The USS Mahan, a guided-missile destroyer, moves up the Hudson River in New York. (Photo: Ed Bailey/AP)
US warships have made a habit of wandering around in the Persian Gulf just off the coast of Iran, waiting for Iranian Naval ships to get sort of close, then complain in the international media how “unprofessional” that was. Today, the USS Mahan took it a step further, firing a “warning flare” at the Iranian ship.
Officials didn’t identify the Iranian ship involved in this case but did say it was 1,000 meters away from the USS Mahan, which isn’t hugely close. Officials say the Mahan repeatedly ordered the Iranian ship away from Iranian waters and fired the flare afterward to “determine the vessel’s intentions.”

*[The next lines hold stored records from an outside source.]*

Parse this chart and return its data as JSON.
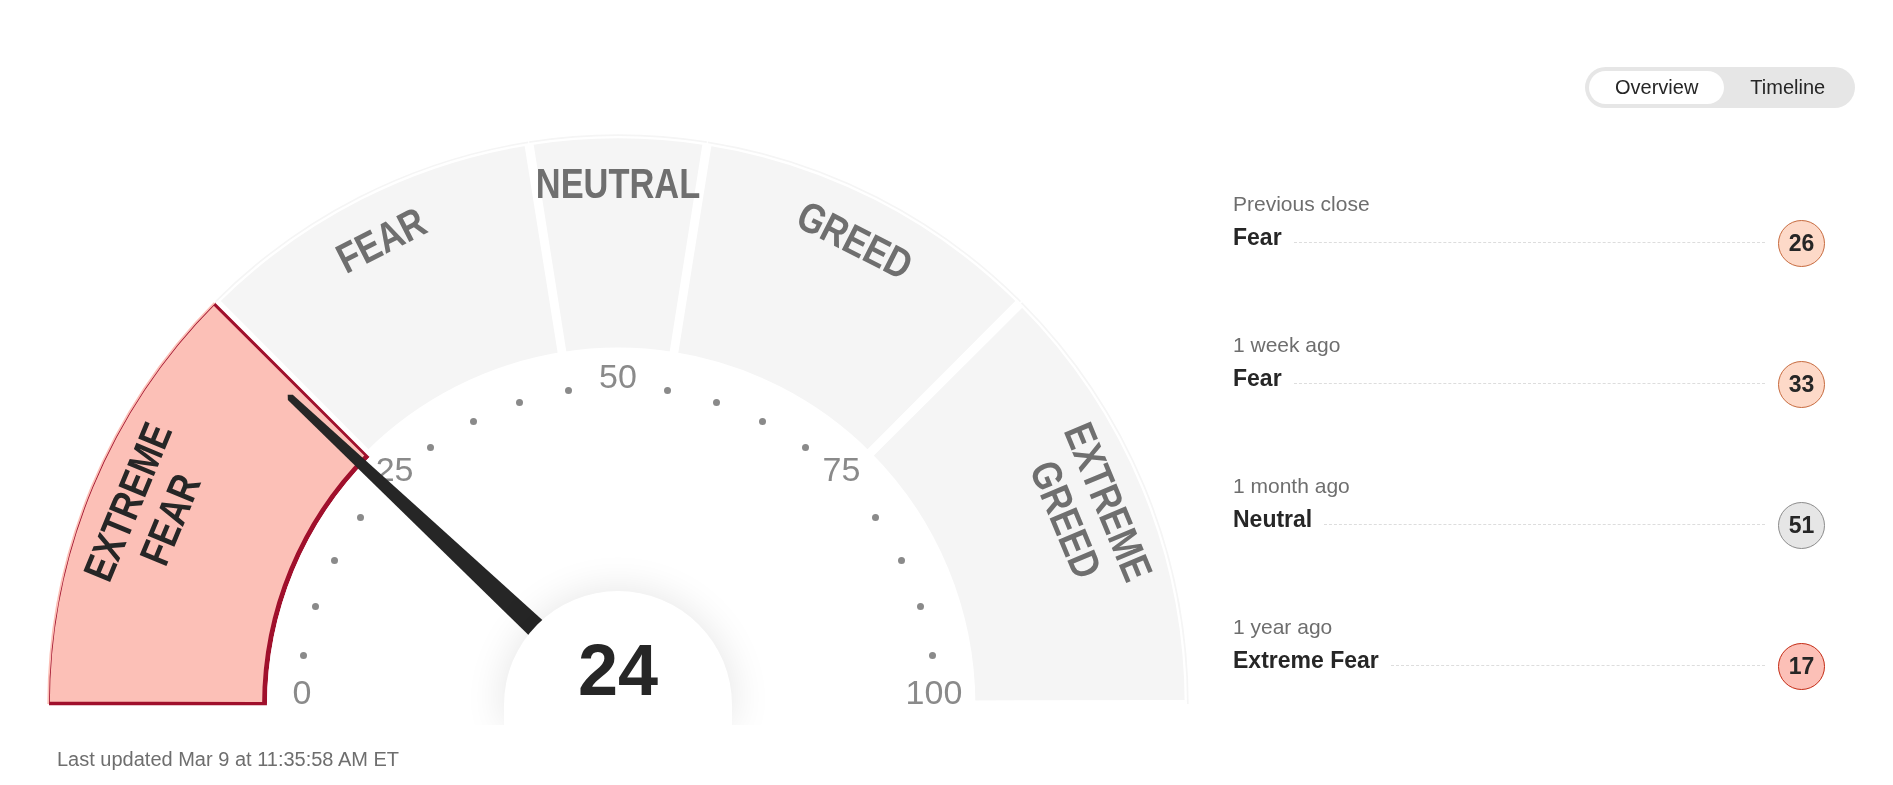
{
  "chart_data": [
    {
      "type": "donut",
      "categories": [
        "EXTREME FEAR",
        "FEAR",
        "NEUTRAL",
        "GREED",
        "EXTREME GREED"
      ],
      "values": [
        25,
        20,
        10,
        20,
        25
      ],
      "colors": [
        "#fcc0b7",
        "#f5f5f5",
        "#f5f5f5",
        "#f5f5f5",
        "#f5f5f5"
      ],
      "needle": "EXTREME FEAR",
      "annotations": [
        "24",
        "0",
        "25",
        "50",
        "75",
        "100",
        "Last updated Mar 9 at 11:35:58 AM ET"
      ]
    },
    {
      "type": "other",
      "categories": [
        "Previous close",
        "1 week ago",
        "1 month ago",
        "1 year ago"
      ],
      "values": [
        26,
        33,
        51,
        17
      ],
      "colors": [
        "#fdd9c8",
        "#fdd9c8",
        "#e6e6e6",
        "#fcc0b7"
      ],
      "data_labels": true,
      "annotations": [
        "Fear",
        "Fear",
        "Neutral",
        "Extreme Fear"
      ]
    },
    {
      "type": "other",
      "annotations": [
        "Overview",
        "Timeline"
      ]
    }
  ]
}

President Trump has long played up the idea of using such an incident to pick a fight with Iran, saying he thinks the US should just blow up any Iranian ship they decide has gotten too close. The Iranian Foreign Ministry was a little more realistic about what actually happened.
Foreign Minister Javad Zarif issued a statement confirming that the Iranian Navy operates within “the Persian Gulf, not the Gulf of Mexico,” adding that he thinks the real question “is what US Navy is doing 7,500 miles from home.”
It’s unspoken, of course, but the US Navy is in the Persian Gulf specifically to threaten Iran, with ships deployed off the nation’s coast for years amid talks the US might attack Iran at some point.